Juicy, flavorful, and served with a side of creamy homemade tzatziki sauce, this Greek-inspired dinner is far from your average chicken dish. This recipe for Mediterranean Chicken with Tzatziki Sauce pairs shredded, pan-seared chicken with fresh corn, zucchini, and an easy-to-make cucumber-yogurt tzatziki with a hint of lemon. A side of warm naan bread provides a perfect vessel for scooping up every last juicy bite.
Firmly squeeze the grated cucumber to remove as much moisture as possible, and avoid a watery tzatziki.
To check if a pan is hot, carefully hover your hand a few inches away from the pan.

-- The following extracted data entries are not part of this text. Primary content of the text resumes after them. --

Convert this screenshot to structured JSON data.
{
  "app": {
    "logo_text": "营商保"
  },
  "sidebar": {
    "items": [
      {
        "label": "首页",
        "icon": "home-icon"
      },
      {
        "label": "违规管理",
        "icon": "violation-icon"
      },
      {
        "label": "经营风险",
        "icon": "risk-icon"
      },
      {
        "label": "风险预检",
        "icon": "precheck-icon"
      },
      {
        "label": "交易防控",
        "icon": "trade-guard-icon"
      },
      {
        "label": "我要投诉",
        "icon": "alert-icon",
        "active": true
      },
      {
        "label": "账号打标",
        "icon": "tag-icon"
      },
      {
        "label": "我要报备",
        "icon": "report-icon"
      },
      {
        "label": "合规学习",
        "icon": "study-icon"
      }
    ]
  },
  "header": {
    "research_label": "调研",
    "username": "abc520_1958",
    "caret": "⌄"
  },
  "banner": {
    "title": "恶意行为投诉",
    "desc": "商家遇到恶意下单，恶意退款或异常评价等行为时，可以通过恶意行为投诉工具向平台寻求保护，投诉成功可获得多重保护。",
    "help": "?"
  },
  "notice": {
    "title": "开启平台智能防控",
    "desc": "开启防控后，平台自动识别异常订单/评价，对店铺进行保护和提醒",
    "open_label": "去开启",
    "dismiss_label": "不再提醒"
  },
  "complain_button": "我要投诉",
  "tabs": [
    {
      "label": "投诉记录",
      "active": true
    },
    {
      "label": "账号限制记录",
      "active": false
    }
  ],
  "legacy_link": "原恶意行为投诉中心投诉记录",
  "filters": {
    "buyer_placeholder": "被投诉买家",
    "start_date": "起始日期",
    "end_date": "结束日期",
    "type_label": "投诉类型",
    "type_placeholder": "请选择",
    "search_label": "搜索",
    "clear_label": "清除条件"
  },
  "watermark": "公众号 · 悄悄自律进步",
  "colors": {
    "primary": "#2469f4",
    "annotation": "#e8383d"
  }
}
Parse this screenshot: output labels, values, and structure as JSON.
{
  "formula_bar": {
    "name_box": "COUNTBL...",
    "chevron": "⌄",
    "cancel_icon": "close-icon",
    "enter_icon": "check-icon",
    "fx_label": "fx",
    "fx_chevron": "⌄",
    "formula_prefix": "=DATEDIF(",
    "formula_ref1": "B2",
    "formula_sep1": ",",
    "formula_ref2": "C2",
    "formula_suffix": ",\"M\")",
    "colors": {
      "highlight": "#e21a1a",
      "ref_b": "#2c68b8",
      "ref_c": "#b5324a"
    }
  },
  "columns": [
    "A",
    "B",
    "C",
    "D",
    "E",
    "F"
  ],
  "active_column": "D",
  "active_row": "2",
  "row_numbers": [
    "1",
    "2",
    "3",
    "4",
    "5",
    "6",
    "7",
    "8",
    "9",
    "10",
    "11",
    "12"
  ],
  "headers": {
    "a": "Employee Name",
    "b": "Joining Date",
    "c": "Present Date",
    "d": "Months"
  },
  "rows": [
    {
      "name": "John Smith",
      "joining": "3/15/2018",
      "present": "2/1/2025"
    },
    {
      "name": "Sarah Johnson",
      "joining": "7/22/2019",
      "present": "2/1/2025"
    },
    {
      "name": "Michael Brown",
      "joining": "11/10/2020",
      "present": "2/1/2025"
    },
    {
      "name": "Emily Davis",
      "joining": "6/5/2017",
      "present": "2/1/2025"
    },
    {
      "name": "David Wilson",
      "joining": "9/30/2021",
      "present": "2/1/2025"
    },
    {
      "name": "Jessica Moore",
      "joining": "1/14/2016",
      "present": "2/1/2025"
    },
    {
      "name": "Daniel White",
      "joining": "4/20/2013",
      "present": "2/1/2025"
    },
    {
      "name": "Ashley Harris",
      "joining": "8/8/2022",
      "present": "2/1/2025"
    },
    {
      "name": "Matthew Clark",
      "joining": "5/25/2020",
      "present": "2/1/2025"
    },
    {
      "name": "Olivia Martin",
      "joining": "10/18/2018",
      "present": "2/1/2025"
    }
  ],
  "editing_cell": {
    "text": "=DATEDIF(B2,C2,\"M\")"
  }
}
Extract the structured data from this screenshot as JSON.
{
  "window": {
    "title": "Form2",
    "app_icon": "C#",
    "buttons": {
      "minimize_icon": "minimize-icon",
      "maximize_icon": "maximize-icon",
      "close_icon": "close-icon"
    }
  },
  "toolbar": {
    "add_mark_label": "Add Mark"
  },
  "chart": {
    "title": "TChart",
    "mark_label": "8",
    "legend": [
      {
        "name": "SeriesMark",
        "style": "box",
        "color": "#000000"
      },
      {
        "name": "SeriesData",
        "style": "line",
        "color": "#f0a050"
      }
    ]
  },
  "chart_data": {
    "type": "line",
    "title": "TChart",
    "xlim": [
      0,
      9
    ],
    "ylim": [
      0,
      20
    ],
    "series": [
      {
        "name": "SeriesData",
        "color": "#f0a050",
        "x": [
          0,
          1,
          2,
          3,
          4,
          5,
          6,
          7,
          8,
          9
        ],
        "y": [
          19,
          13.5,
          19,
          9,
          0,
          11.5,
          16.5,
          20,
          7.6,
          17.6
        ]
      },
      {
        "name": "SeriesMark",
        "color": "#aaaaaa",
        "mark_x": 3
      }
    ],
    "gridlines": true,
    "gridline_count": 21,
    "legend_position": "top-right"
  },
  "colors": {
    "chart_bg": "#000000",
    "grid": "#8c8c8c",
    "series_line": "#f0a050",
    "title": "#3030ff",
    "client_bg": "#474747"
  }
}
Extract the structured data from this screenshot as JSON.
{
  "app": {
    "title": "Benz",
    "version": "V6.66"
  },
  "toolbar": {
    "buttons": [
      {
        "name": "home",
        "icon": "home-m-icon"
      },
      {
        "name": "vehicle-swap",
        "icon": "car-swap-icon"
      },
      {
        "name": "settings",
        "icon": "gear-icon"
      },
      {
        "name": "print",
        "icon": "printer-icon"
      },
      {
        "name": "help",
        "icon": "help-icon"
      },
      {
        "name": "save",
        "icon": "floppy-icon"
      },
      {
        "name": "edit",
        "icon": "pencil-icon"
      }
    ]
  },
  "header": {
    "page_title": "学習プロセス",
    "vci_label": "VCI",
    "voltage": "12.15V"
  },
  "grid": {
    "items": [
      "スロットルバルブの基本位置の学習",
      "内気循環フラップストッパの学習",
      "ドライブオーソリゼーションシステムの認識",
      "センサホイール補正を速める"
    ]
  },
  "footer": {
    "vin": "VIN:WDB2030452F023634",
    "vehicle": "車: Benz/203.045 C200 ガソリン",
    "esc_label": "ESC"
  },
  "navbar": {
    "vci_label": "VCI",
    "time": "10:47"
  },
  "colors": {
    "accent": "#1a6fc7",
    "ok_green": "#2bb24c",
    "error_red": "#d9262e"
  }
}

You should be able to feel the heat.
1 ear corn
1 red onion
2 cloves garlic
⅛ ounce oregano
2 lemons, divided
½ English cucumber
2 boneless skinless chicken breasts
5 ounces chobani Greek yogurt
3 tablespoons olive oil
10″ medium pan
12″ large pan
Rinse all produce. Quarter zucchini lengthwise and cut into ½-inch slices. Shuck corn, discarding husk and silk, and slice kernels off cob into a medium bowl. Peel onion and cut into small dice. Mince garlic. Roughly chop oregano leaves, discarding stems. Halve lemons. Using the large holes of a box grater, grate cucumber; alternatively, finely chop. Pat chicken dry with paper towel.
Season chicken all over with ½ teaspoon salt and pepper as desired. Heat 1 tablespoon olive oil in a medium pan over medium-high heat. When oil is shimmering, add chicken and sear until cooked through and no longer pink, about 6 minutes per side. Transfer to a plate.
While chicken cooks, place cucumber in paper towels or a clean kitchen towel and gently squeeze out any excess moisture (see Recipe Tip). Add drained cucumber to a medium bowl with yogurt and juice of 1 lemon. Season with ¼ teaspoon salt and pepper as desired, and stir to combine.
Wipe pan from chicken clean and add 1 tablespoon olive oil over medium heat. When oil is shimmering, add zucchini, corn, onion, and garlic. Season with ½ teaspoon salt and pepper as desired. Cook until softened, about 5 minutes. Meanwhile, shred chicken into bite-size pieces using 2 forks or tongs.
Place a large pan over medium-high heat. When pan is hot, add naan and cook until lightly charred, about 2 minutes per side (see Recipe Tip). Meanwhile, in a small bowl, whisk together juice of remaining lemon, oregano, 1 tablespoon olive oil, and ⅛ teaspoon salt.
Add chicken and oregano sauce to pan with vegetables over medium heat. Stir to combine and cook to warm through, about 1 minute. Taste and add more salt and pepper as needed.
Plate chicken and vegetables and serve with tzatziki and naan. Dig in!